Un escorpión entre las piedras
sábado 16 de mayo de 2015, 09:32h
Se
levantó con su tristeza más cerca todavía, y cuando vio el cielo azul, las
montañas grises, el mar mojando la ventana, sintió que alguien desconocido le
mandaba el mensaje de que fuera feliz. Tenía un dolor que no podía quitarse de
encima. Habitaba su corazón como una araña loca y se le ponía en los ojos
agarrado a las pestañas, invocando su tristeza para convertirla en un estado
natural. Le habría gustado que la causa del dolor fuese metafísica. Estaba
acostumbrado a levantar dentro de sí un hondo existencialismo ante las
preguntas oscuras sobre el sentido de la vida. La orfandad cósmica también le servía
para esconderse del exterior cuando éste no le gustaba. Para huir al cabo. O
para consolarse cuando algo sin grandeza emergía de adentro, para no enfrentarse
a una parte de sí que detestaba. No, el dolor que sentía tenía la causa en un
error que había cometido. Había hecho algo malo, y no podía consolarse con que
en el fondo no deseaba hacerlo, ya daba igual, lo hizo y de nada servía no
sentirse orgulloso ni volver a repetirlo. La evidencia de los hechos difuminaba
cualquier atenuante y su error le dolería a él y a las personas que le amaban.

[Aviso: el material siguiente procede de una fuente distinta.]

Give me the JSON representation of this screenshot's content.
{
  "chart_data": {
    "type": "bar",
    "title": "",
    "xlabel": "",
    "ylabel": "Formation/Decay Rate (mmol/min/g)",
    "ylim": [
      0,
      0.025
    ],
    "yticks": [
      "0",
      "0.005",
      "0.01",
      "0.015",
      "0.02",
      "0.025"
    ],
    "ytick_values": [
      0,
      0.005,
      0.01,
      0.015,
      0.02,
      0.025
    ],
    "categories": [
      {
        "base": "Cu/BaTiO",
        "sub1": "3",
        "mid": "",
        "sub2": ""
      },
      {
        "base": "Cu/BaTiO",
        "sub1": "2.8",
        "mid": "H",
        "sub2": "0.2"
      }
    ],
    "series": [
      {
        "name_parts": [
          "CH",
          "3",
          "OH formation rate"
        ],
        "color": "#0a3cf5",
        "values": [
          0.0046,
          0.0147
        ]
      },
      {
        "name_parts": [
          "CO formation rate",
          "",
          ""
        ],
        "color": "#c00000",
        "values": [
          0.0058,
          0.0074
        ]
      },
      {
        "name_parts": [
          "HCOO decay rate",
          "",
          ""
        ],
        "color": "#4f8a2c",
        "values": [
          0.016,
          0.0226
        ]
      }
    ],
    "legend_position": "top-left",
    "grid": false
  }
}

Pero aquella mañana, después de una noche
sin apenas dormir, con los párpados gordos como esponjas mojadas, vio las
montañas grises con sus árboles oscuros reluciendo, saludando al amanecer con
un destello limpio que parecía un grito de felicidad en el viento. Vio el mar
moviéndose con una lentitud de ternura, como si se entregara a la arena con
sensualidad y aplaudiera por la muerte de la noche. Vio el cielo azul limpio
con otra calma que aletargaba la mirada en una contemplación satisfecha. Y pensó
que aquella belleza era el preludio de una caricia desconocida que venía de
lejos, el mensaje de unos labios que le decían sin palabras que ya había
sufrido demasiado, que fuese feliz, que la vida estaba llena de errores y que
nadie estaba exento de cometerlos. Sí, que fuese feliz y abriese su corazón
para que el diálogo perfecto, armonioso, enamorado entre el cielo, el mar y la
tierra fuese una fiesta inmensa que ofrecía la vida y no había que despreciar.
Se sentó en el balcón con su dolor al lado.
Miró el mar, el cielo azul y las montañas grises, e intentó encontrar una
puerta en su mente para que pudieran meterse dentro de él. Deseaba participar
de aquel diálogo amoroso. Ser el cuarto elemento necesario para que aquella
belleza natural tuviera sentido. El cielo, el mar, las montañas grises y él.
Los cuatro amándose en las sábanas azules del cielo, mirando desde lejos el
error que se quedaba muerto en los muros de la casa, o como un escorpión escondiéndose
por las piedras cuando siente unos pasos.